イエスキリストが自分を神の子としたことで、ユダヤ人たちは自分たちの律法によれば、イエスは死罪に当たると言った。だから祭司長たちや下役どもはイエスを見ると叫んで「十字架につけよ、十字架につけよ」と言った。

イエスが何か悪を行ったり、誰かしらに迷惑をかけた訳ではないのは罪を知らない方であるから、何一つ後ろめたさなど無い。

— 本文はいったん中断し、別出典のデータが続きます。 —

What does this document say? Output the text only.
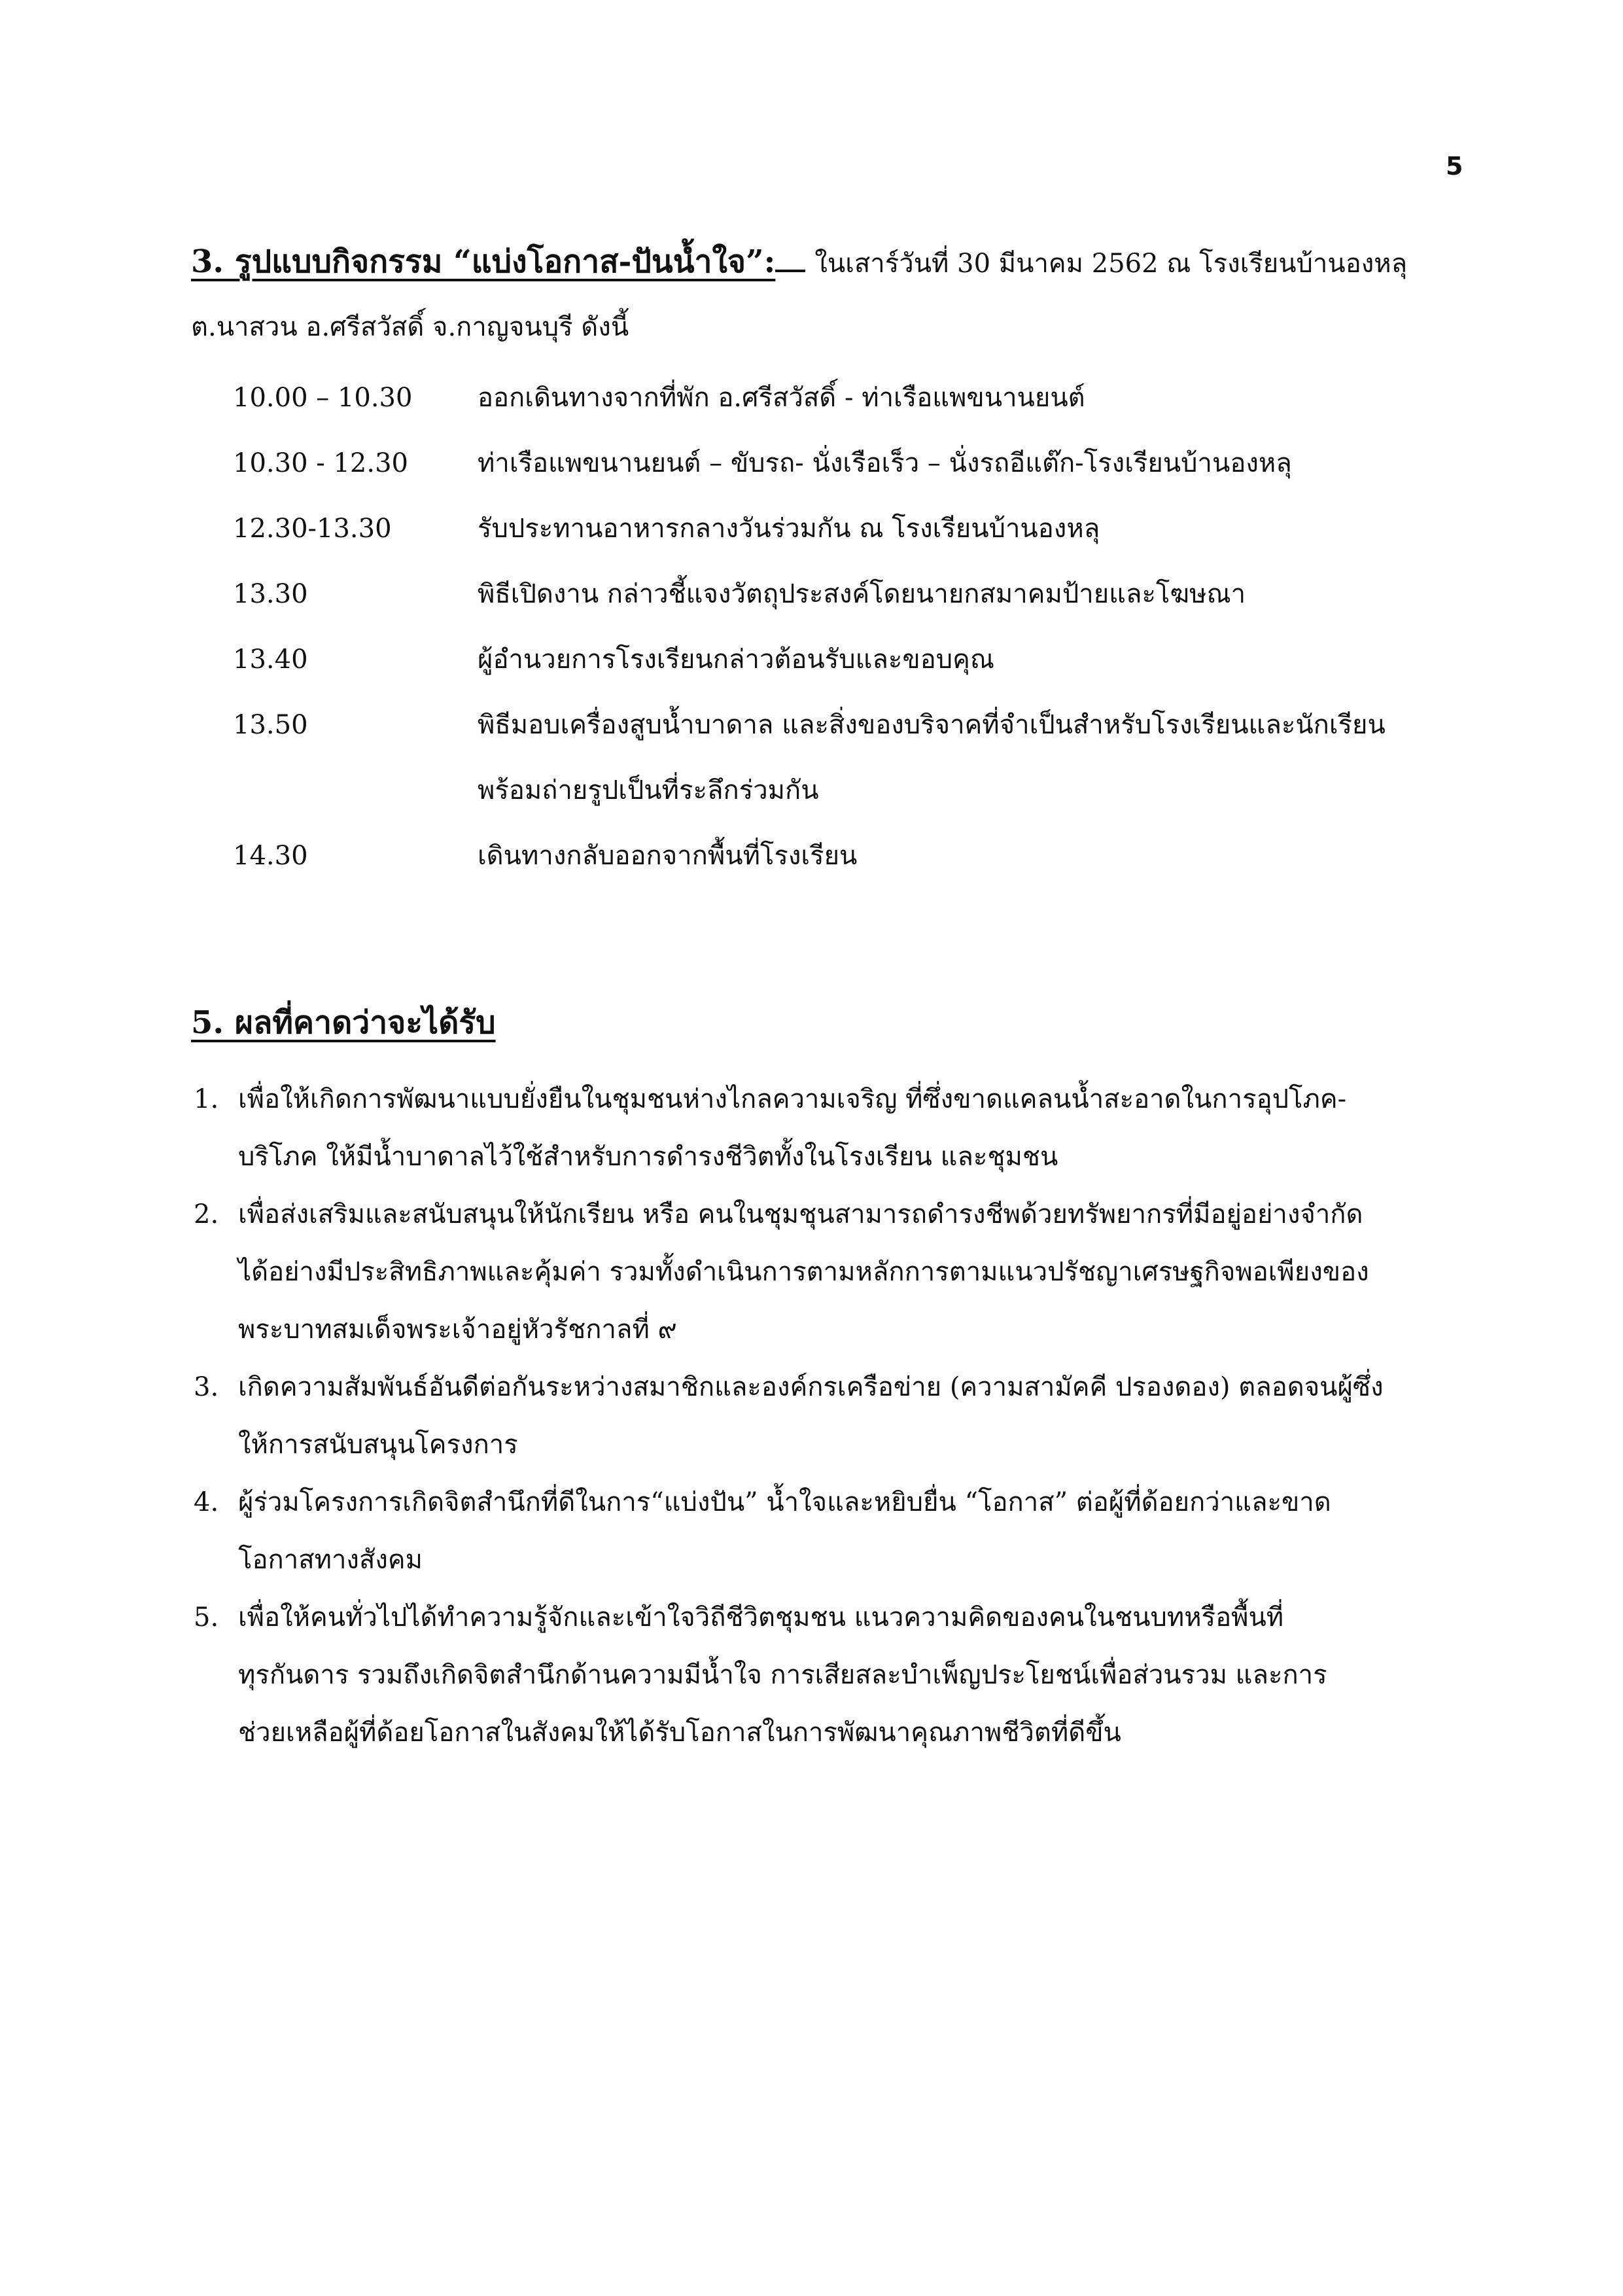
5
3. รูปแบบกิจกรรม “แบ่งโอกาส-ปันน้ำใจ”: ในเสาร์วันที่ 30 มีนาคม 2562 ณ โรงเรียนบ้านองหลุ
ต.นาสวน อ.ศรีสวัสดิ์ จ.กาญจนบุรี ดังนี้
10.00 – 10.30 ออกเดินทางจากที่พัก อ.ศรีสวัสดิ์ - ท่าเรือแพขนานยนต์
10.30 - 12.30	ท่าเรือแพขนานยนต์ – ขับรถ- นั่งเรือเร็ว – นั่งรถอีแต๊ก-โรงเรียนบ้านองหลุ
12.30-13.30	รับประทานอาหารกลางวันร่วมกัน ณ โรงเรียนบ้านองหลุ
13.30	พิธีเปิดงาน กล่าวชี้แจงวัตถุประสงค์โดยนายกสมาคมป้ายและโฆษณา
13.40	ผู้อำนวยการโรงเรียนกล่าวต้อนรับและขอบคุณ
13.50	พิธีมอบเครื่องสูบน้ำบาดาล และสิ่งของบริจาคที่จำเป็นสำหรับโรงเรียนและนักเรียน
พร้อมถ่ายรูปเป็นที่ระลึกร่วมกัน
14.30	เดินทางกลับออกจากพื้นที่โรงเรียน
5. ผลที่คาดว่าจะได้รับ
1. เพื่อให้เกิดการพัฒนาแบบยั่งยืนในชุมชนห่างไกลความเจริญ ที่ซึ่งขาดแคลนน้ำสะอาดในการอุปโภค-
บริโภค ให้มีน้ำบาดาลไว้ใช้สำหรับการดำรงชีวิตทั้งในโรงเรียน และชุมชน
2. เพื่อส่งเสริมและสนับสนุนให้นักเรียน หรือ คนในชุมชุนสามารถดำรงชีพด้วยทรัพยากรที่มีอยู่อย่างจำกัด
ได้อย่างมีประสิทธิภาพและคุ้มค่า รวมทั้งดำเนินการตามหลักการตามแนวปรัชญาเศรษฐกิจพอเพียงของ
พระบาทสมเด็จพระเจ้าอยู่หัวรัชกาลที่ ๙
3. เกิดความสัมพันธ์อันดีต่อกันระหว่างสมาชิกและองค์กรเครือข่าย (ความสามัคคี ปรองดอง) ตลอดจนผู้ซึ่ง
ให้การสนับสนุนโครงการ
4. ผู้ร่วมโครงการเกิดจิตสำนึกที่ดีในการ“แบ่งปัน” น้ำใจและหยิบยื่น “โอกาส” ต่อผู้ที่ด้อยกว่าและขาด
โอกาสทางสังคม
5. เพื่อให้คนทั่วไปได้ทำความรู้จักและเข้าใจวิถีชีวิตชุมชน แนวความคิดของคนในชนบทหรือพื้นที่
ทุรกันดาร รวมถึงเกิดจิตสำนึกด้านความมีน้ำใจ การเสียสละบำเพ็ญประโยชน์เพื่อส่วนรวม และการ
ช่วยเหลือผู้ที่ด้อยโอกาสในสังคมให้ได้รับโอกาสในการพัฒนาคุณภาพชีวิตที่ดีขึ้น
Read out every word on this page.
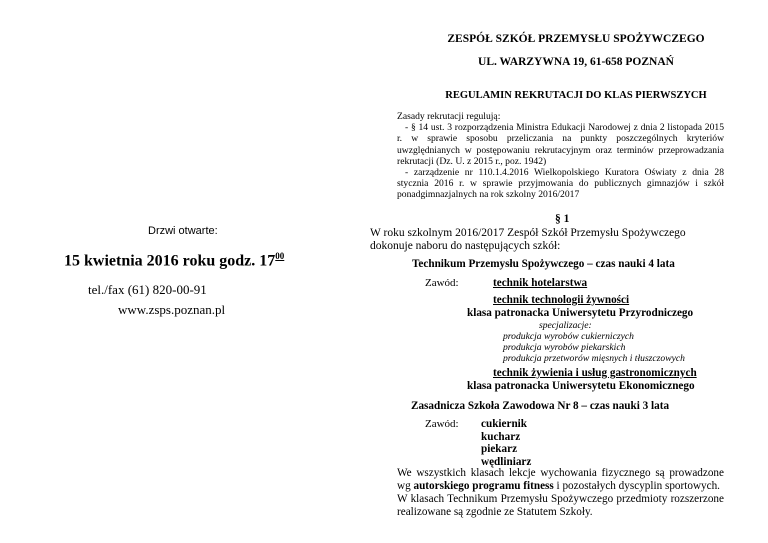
ZESPÓŁ SZKÓŁ PRZEMYSŁU SPOŻYWCZEGO
UL. WARZYWNA 19, 61-658 POZNAŃ
REGULAMIN REKRUTACJI DO KLAS PIERWSZYCH

Zasady rekrutacji regulują:

- § 14 ust. 3 rozporządzenia Ministra Edukacji Narodowej z dnia 2 listopada 2015 r. w sprawie sposobu przeliczania na punkty poszczególnych kryteriów uwzględnianych w postępowaniu rekrutacyjnym oraz terminów przeprowadzania rekrutacji (Dz. U. z 2015 r., poz. 1942)

- zarządzenie nr 110.1.4.2016 Wielkopolskiego Kuratora Oświaty z dnia 28 stycznia 2016 r. w sprawie przyjmowania do publicznych gimnazjów i szkół ponadgimnazjalnych na rok szkolny 2016/2017

Drzwi otwarte:
15 kwietnia 2016 roku godz. $17^{00}$
tel./fax (61) 820-00-91
www.zsps.poznan.pl
§ 1
W roku szkolnym 2016/2017 Zespół Szkół Przemysłu Spożywczego dokonuje naboru do następujących szkół:
Technikum Przemysłu Spożywczego – czas nauki 4 lata
Zawód:	technik hotelarstwa
technik technologii żywności
klasa patronacka Uniwersytetu Przyrodniczego
specjalizacje:
produkcja wyrobów cukierniczych
produkcja wyrobów piekarskich
produkcja przetworów mięsnych i tłuszczowych
technik żywienia i usług gastronomicznych
klasa patronacka Uniwersytetu Ekonomicznego
Zasadnicza Szkoła Zawodowa Nr 8 – czas nauki 3 lata
Zawód: cukiernik
kucharz
piekarz
wędliniarz

We wszystkich klasach lekcje wychowania fizycznego są prowadzone wg autorskiego programu fitness i pozostałych dyscyplin sportowych.

W klasach Technikum Przemysłu Spożywczego przedmioty rozszerzone realizowane są zgodnie ze Statutem Szkoły.
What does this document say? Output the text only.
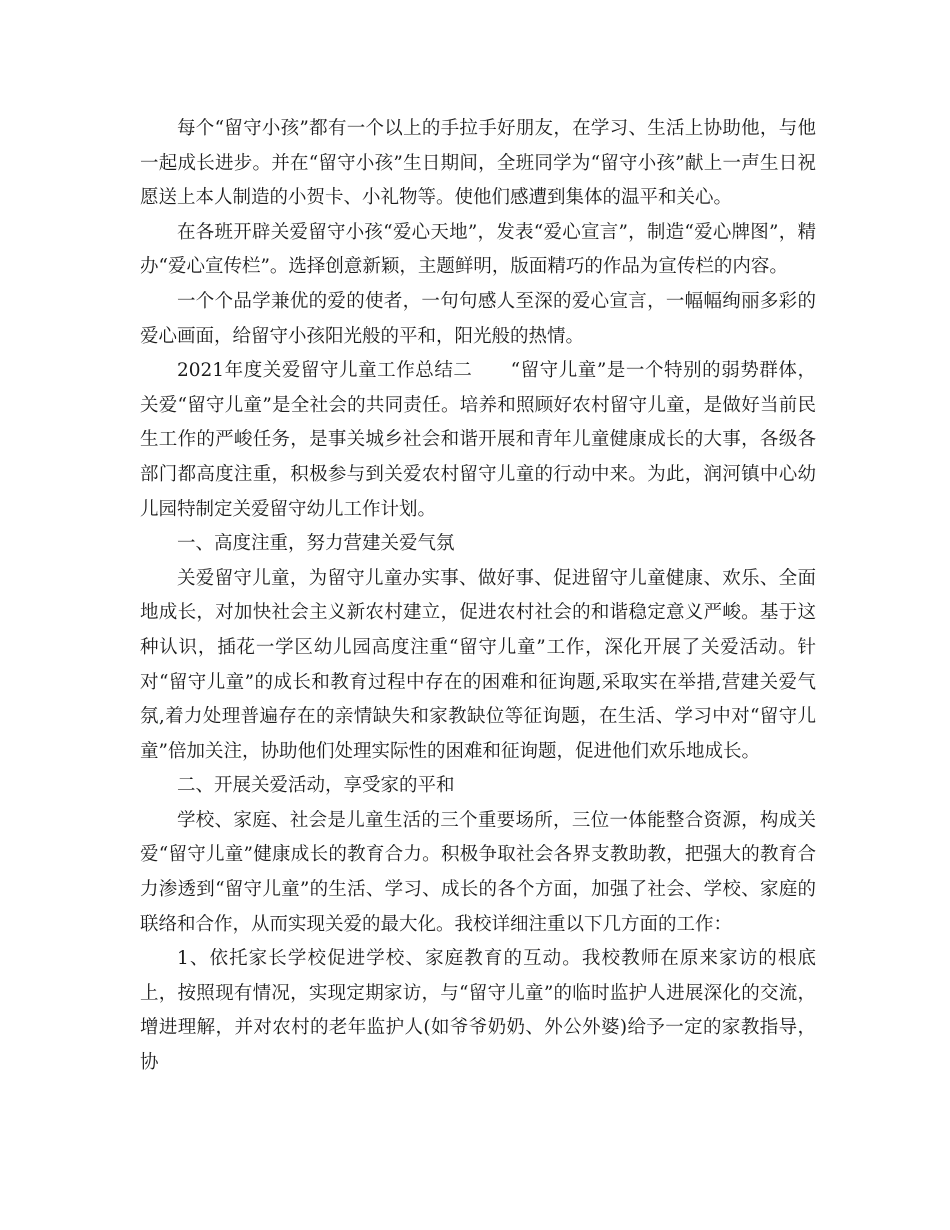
每个“留守小孩”都有一个以上的手拉手好朋友，在学习、生活上协助他，与他一起成长进步。并在“留守小孩”生日期间，全班同学为“留守小孩”献上一声生日祝愿送上本人制造的小贺卡、小礼物等。使他们感遭到集体的温平和关心。

在各班开辟关爱留守小孩“爱心天地”，发表“爱心宣言”，制造“爱心牌图”，精办“爱心宣传栏”。选择创意新颖，主题鲜明，版面精巧的作品为宣传栏的内容。

一个个品学兼优的爱的使者，一句句感人至深的爱心宣言，一幅幅绚丽多彩的爱心画面，给留守小孩阳光般的平和，阳光般的热情。

2021年度关爱留守儿童工作总结二　　“留守儿童”是一个特别的弱势群体，关爱“留守儿童”是全社会的共同责任。培养和照顾好农村留守儿童，是做好当前民生工作的严峻任务，是事关城乡社会和谐开展和青年儿童健康成长的大事，各级各部门都高度注重，积极参与到关爱农村留守儿童的行动中来。为此，润河镇中心幼儿园特制定关爱留守幼儿工作计划。

一、高度注重，努力营建关爱气氛

关爱留守儿童，为留守儿童办实事、做好事、促进留守儿童健康、欢乐、全面地成长，对加快社会主义新农村建立，促进农村社会的和谐稳定意义严峻。基于这种认识，插花一学区幼儿园高度注重“留守儿童”工作，深化开展了关爱活动。针对“留守儿童”的成长和教育过程中存在的困难和征询题,采取实在举措,营建关爱气氛,着力处理普遍存在的亲情缺失和家教缺位等征询题，在生活、学习中对“留守儿童”倍加关注，协助他们处理实际性的困难和征询题，促进他们欢乐地成长。

二、开展关爱活动，享受家的平和

学校、家庭、社会是儿童生活的三个重要场所，三位一体能整合资源，构成关爱“留守儿童”健康成长的教育合力。积极争取社会各界支教助教，把强大的教育合力渗透到“留守儿童”的生活、学习、成长的各个方面，加强了社会、学校、家庭的联络和合作，从而实现关爱的最大化。我校详细注重以下几方面的工作：

1、依托家长学校促进学校、家庭教育的互动。我校教师在原来家访的根底上，按照现有情况，实现定期家访，与“留守儿童”的临时监护人进展深化的交流，增进理解，并对农村的老年监护人(如爷爷奶奶、外公外婆)给予一定的家教指导，协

ユダヤ教の指導者たちがイエスの働きに嫉妬していたため、イエスを十字架で抹殺することを謀ったのだった。

イエスが死罪に当たることは何一つしていないことは、ユダヤ地方を実効支配していたローマの法律によっても明らかだった。イエスが自らを神の子としたことについてはローマの法では全く問題なく、ローマ総督ピラトはこのことについて無罪だと判決を出している。

今日一般的に死刑判決が出るのは殺人犯たちであるが、ユダヤ人社会では神の子としたことが死罪に当たるという価値観であった。神を冒涜したと見られたのだが、イエスが神の子であることが事実であるとしたら、何も問題ない。

ピラトがイエスに「あなたは、もともと、どこからきたのか」と聞いても、イエスが何も答えなかったのは、たとえ冤罪であっても、十字架について全人類の贖いが父なる神の御心だとわかっていたからである。

世の中理不尽極まりない。正当に物事が運ばないことは山のようにある。しかし神は私たちに対して至って正当に扱い、いや、罪人の私たちに対して憐れみ深く接してくださる。

私たちの罪が無実のイエスを十字架につけた。イエスの十字架がなければ私たちへの贖罪はなかった。私たちに永遠のいのちを与えるほどに神の愛は偉大でおる。

愛する天のお父様、私たちの罪のために十字架で血を流し、私たちの身代わりとなって罰を受けてくださったあなたに感謝します。あなたが私たちを愛してくださったので、私たちもあなたを愛します。主イエスキリストの御名によって、アーメン。